If you want to take part in said activities, you must earn enough points during the season to qualify. Starting on Jan. 1, racers will have opportunities across the country to earn points that go towards the national standings. Enough points and you will be invited to the National races. This year Woelke and Roseburg native Sarah Elder were the top earners for the FXS (Factory Experimental Single) classification. The FXS class is for experienced racers who drive single cylinder grass cars. Woelke was also tied for first in the CP classification — single cylinder grass cars that max out at 20 horsepower and 50 mph. 

Ken and Sara Elder

Roseburg residents Ken Elder and his daughter Sara, try to find the source of the problem with her grass car.

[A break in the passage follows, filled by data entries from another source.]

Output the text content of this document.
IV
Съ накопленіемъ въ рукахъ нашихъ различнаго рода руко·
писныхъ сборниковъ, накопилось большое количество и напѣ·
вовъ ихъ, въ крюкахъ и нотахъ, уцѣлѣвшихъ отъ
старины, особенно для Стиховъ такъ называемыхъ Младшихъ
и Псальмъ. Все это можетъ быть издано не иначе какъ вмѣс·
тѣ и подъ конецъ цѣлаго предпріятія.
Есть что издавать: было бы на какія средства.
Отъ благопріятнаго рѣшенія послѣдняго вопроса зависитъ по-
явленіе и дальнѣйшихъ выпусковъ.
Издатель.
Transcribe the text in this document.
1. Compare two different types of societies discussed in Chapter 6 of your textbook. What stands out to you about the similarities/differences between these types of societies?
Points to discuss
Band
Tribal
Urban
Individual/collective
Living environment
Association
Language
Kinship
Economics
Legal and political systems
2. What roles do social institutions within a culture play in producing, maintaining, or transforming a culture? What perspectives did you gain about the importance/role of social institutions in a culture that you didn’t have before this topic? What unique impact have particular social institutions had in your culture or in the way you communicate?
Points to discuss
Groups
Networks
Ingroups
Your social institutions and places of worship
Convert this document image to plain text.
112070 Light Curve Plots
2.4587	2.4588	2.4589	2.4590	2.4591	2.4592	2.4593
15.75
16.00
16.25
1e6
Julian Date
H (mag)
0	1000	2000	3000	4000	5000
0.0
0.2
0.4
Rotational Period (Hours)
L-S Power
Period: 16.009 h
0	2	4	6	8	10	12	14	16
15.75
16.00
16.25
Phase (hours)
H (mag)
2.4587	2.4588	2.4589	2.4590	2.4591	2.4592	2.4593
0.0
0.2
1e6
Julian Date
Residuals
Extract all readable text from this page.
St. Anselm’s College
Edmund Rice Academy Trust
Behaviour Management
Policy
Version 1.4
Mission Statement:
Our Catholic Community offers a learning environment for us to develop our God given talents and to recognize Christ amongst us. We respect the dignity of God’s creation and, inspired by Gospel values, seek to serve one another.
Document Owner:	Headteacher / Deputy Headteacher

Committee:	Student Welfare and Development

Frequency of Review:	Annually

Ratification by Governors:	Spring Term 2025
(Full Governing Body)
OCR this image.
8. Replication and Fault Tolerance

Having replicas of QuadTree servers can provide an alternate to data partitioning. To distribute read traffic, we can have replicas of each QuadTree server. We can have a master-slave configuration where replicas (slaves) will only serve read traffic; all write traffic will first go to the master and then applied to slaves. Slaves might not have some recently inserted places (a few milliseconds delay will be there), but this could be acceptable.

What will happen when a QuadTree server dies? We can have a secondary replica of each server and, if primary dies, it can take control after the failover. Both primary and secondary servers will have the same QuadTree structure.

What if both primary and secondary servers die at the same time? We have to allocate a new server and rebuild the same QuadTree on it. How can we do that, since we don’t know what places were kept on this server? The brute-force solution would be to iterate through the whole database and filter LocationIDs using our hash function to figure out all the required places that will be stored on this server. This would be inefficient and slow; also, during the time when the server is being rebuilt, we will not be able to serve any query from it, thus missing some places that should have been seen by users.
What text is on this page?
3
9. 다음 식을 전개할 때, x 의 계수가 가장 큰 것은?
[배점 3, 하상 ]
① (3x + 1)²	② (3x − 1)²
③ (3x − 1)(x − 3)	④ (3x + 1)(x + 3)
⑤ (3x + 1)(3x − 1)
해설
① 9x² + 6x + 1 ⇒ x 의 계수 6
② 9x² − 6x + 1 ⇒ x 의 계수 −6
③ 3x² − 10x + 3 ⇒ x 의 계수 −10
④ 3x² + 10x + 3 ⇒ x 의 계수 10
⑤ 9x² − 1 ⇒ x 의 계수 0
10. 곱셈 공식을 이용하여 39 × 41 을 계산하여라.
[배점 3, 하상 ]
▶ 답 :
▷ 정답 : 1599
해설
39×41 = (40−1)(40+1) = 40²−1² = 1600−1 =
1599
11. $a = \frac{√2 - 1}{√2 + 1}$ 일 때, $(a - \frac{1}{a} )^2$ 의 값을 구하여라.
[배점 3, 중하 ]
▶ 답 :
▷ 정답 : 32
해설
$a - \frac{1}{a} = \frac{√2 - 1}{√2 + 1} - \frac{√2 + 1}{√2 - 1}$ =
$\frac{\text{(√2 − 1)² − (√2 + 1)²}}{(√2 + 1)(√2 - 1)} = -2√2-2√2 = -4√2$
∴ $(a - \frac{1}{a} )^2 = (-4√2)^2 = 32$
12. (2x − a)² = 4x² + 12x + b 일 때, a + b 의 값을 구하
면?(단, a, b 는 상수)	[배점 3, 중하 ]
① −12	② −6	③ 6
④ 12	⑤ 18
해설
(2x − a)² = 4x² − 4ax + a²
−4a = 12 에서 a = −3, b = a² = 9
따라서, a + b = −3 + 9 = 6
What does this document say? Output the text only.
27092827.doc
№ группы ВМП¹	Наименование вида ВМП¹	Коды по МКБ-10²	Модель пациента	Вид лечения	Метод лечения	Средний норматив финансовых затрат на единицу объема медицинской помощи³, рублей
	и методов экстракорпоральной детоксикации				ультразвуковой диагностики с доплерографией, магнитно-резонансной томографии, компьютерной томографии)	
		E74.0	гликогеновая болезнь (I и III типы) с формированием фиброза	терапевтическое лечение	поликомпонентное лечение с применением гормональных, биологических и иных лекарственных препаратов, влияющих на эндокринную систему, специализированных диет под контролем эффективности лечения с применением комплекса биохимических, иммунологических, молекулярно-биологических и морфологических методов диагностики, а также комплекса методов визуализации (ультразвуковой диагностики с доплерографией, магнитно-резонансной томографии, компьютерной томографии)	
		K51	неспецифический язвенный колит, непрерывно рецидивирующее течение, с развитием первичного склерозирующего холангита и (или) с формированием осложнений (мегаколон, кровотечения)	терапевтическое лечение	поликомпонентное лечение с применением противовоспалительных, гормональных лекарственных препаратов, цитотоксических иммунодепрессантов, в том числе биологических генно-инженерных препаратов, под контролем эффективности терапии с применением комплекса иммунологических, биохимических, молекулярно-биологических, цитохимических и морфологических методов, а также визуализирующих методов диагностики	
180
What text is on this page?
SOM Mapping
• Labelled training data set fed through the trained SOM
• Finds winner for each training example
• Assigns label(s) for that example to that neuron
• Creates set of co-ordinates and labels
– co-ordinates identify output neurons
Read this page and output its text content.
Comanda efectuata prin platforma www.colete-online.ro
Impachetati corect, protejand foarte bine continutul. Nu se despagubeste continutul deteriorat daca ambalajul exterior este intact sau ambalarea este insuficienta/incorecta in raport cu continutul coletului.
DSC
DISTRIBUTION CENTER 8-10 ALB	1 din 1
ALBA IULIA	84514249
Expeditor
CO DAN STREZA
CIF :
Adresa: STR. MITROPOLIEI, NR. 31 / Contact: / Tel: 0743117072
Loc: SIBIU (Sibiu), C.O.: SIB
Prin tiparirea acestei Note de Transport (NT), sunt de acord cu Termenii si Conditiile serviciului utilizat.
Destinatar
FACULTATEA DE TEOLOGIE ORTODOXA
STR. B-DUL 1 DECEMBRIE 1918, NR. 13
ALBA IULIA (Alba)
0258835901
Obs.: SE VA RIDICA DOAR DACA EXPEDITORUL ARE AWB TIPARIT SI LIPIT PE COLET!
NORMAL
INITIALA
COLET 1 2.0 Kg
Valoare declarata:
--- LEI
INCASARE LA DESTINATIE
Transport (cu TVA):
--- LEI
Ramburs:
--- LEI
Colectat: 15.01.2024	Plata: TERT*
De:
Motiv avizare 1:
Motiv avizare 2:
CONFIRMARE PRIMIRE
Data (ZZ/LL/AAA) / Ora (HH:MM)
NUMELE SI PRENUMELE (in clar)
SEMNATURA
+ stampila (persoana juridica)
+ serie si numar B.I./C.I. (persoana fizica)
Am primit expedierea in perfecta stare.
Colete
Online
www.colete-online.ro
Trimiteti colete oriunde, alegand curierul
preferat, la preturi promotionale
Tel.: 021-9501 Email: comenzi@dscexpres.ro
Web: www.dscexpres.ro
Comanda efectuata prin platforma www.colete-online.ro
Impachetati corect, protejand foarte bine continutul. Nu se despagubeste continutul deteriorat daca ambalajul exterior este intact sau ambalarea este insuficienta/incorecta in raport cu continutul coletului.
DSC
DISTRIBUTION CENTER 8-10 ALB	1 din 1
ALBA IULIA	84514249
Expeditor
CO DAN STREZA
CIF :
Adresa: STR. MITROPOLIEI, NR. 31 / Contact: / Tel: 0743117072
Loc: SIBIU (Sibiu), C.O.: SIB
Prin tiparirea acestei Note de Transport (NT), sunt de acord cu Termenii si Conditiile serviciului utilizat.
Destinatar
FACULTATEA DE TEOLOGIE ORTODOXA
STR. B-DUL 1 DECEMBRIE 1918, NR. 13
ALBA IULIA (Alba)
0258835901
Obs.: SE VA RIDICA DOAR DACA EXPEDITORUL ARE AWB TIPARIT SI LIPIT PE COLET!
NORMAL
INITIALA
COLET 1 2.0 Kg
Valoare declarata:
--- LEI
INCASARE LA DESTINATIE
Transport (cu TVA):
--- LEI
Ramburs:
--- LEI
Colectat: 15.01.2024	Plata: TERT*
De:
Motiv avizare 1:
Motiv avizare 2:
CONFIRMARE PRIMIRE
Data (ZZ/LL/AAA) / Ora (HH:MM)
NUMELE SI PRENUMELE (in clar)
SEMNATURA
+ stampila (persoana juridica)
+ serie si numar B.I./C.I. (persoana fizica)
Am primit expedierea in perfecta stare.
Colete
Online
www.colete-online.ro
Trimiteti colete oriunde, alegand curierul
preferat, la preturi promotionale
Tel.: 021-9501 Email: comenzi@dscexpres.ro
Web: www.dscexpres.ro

Sara was the top points earner for the FXS classification in the country.

Garrett Penland led the FXT (Factory Experimental Twin) group of racers. Penland has been a force on the lawnmower. He placed first in every event he has raced this year. Among others who qualified and made the trip to central Oregon were racers from Massachusetts, Ohio and Georgia. The legendary Bobby Cleveland was in attendance as well — he holds the title of being the fastest man on a lawnmower, reaching 96 mph on the Bonneville Salt Flats in Utah setting a world record. Cleveland used the same engine at Nationals as he used to break the world record. People lined the road to tailgate and see some national champions crowned. 

Tim Wonderly

Tim Wonderly with his prized possessions before the 2021 National Lawn Mower Racing Championships.

 

Pickup trucks, motor homes and mini vans showed up days before the races even began to get a good spot. Spectators stocked their coolers full of soda and beer, grilled some hot dogs and hamburgers to hold themselves over until the lawnmowers lined up at the start line. These races draw people from all over, but an overwhelming majority live in rural Oregon. With professional sports often located in bigger cities, grass car racing is the next best thing for those living in the countryside. The low-cost aspect plays a part in attracting certain individuals. You can take it as seriously as you like, but for some racers this is their livelihood.

Tim Wonderly of Stank Engineering has sunk $8,000 into his lawnmower. To him, this investment has paid off. Camaraderie and his teams success on the track has satisfied his ambitions. Unfortunately, his team was unable to keep up with Woelke.

This past weekend, Woelke, Pub & Grub owner came out on top. He was named National Champion in the CP Classification. 

Introductions

Merle Hlvaka introduces Joshua Woelke before the 2021 National Lawn Mower Racing Championships at the Sportsmans Pub & Grub in Wamic, Ore. Woelke is also the owner of the Pub & Grub.

“It’s been a lot of hard work and dedication,” said Josh. His grass car reached a top speed of 41 mph, which would put him over the speed limit driving past the track on Wamic Market Road.

Penland took home the trophy for the FXS class. His victory came down to wire as Woelke finished just two seconds behind him. Sara Elder finished third.

The sport of lawnmower racing may not be in the same spotlight as professional baseball or even NASCAR, but to a handful of people, it is everything. Thanks to Kerry Evans and the USLMRA, people who previously would not have had the chance to be a national champion, now can compete at the highest level.